Unser Fazit: Es waren sehr lehrreiche Tage, die wir nie mehr missen möchten. Zwar wünschten wir uns zwischenzeitlich immer wieder mal an einen gemütlichen Sandstrand zurück. Insbesondere in den Stunden wo «Strong Determination» angesagt war. Dann hiess es nämlich für 60 Minuten weder die Beine noch die Arme zu bewegen. Und da kam es des Öfteren vor, dass uns vor Schmerzen die Schweisstropfen über die Stirn liefen. Doch die Erfahrung am eigenen Leib, wie vergänglich solche Situationen sind und wie elegant wir diese mit einem ausgeglichenen Geist, aus der Position des Beobachters meistern können, möchten wir nicht wieder hergeben. Auch empfanden wir Reglen, wie beispielsweise die 10 Tage zu schweigen oder nicht zu lesen als überaus angenehm. Mit der Zeit breitete sich eine grosse Stille im Kopf aus, einen inneren Frieden, was wir so noch nicht erleben durften. Wir sind begeistert von Vipassana und meditieren nun täglich morgens und abends eine Stunde, denn mit der Absolvierung des zehntägigen Kurses nahmen wir erst einen kleinen Schritt auf einem langen, noch vor uns liegenden Weg.

Wer sich für Vipassana und einen solchen Meditationskurs interessiert (wir empfehlen diesen allen und jedem wärmstens), der findet mehr Informationen auf der Webseite des Schweizer Vipassana Zentrums in Mont Soleil, das übrigens einen ausserordentlich guten Ruf geniesst.

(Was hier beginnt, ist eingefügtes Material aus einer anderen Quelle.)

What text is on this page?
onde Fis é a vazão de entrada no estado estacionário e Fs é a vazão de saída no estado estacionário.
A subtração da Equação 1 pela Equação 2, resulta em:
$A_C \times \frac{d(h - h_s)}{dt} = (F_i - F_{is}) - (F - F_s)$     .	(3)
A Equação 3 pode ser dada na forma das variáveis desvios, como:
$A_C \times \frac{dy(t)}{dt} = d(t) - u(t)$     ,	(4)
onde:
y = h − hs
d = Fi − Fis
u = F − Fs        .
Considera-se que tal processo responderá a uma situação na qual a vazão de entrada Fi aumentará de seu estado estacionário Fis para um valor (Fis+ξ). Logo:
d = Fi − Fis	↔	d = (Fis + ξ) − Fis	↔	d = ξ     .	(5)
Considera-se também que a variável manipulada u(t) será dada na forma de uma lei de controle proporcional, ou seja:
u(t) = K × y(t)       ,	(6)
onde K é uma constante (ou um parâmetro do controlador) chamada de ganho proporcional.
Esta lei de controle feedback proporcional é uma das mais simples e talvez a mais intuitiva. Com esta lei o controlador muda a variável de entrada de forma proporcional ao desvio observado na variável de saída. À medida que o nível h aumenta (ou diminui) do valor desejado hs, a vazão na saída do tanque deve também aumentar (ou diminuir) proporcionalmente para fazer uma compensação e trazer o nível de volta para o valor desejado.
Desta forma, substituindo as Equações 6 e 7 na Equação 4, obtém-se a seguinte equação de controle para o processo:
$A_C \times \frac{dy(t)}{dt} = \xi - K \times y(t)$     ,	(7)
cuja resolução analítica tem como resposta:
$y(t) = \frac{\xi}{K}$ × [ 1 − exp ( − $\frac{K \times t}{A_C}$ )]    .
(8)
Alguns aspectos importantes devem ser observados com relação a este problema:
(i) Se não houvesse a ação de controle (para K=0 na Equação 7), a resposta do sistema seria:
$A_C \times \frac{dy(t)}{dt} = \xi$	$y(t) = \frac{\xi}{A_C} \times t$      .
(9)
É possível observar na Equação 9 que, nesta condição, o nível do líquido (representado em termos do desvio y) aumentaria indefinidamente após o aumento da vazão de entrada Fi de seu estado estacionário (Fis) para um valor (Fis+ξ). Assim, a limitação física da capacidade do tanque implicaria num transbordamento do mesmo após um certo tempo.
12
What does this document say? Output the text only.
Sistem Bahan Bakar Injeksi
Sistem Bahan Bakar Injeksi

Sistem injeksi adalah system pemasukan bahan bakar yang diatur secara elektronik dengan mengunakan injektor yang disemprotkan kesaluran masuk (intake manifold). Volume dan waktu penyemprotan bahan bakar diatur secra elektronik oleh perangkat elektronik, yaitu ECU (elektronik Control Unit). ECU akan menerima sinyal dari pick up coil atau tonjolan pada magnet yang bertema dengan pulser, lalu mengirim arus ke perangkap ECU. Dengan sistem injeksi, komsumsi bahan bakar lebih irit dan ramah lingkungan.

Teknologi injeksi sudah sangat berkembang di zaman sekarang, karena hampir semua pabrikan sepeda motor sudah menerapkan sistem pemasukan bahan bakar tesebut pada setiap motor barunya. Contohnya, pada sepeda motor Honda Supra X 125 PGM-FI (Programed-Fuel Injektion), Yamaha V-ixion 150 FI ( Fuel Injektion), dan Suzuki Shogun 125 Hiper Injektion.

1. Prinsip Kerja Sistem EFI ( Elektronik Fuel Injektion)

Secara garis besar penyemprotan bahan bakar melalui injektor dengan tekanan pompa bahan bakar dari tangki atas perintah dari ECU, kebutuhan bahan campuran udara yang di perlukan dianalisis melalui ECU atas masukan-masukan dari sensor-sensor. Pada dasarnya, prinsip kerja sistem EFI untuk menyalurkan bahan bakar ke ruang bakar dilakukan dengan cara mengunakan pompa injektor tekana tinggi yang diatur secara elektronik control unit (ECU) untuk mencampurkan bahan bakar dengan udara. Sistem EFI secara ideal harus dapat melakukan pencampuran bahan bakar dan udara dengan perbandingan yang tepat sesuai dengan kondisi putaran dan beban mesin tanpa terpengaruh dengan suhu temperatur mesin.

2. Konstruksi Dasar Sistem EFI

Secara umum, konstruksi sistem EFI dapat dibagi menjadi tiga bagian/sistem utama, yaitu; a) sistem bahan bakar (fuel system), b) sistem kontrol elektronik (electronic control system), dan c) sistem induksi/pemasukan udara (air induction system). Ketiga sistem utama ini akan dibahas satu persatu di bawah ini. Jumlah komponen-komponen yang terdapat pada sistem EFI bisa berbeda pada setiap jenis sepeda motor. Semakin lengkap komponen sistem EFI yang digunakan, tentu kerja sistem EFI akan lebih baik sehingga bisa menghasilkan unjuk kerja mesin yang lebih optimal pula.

Seit drei Tagen sind wir nun wieder im «normalen» Leben unterwegs und reisten von der Insel Penang nach Kuala Lumpur. Eine coole Stadt, wie wir nach einem ersten Reizüberflutungs-Schock fanden. Skylines wie die Twin Towers gaben uns das Gefühl als kleine Zwerglein durch die Welt zu spazieren…

…und sobald es dunkelte begann die Stadt in allen Farben zu leuchten.

Von Kuala Lumpur aus bestiegen wir schliesslich das Flugzeug in Richtung Borneo. Hier freuen wir uns nun auf Natur pur und Abenteuer in der Wildnis Malaysias.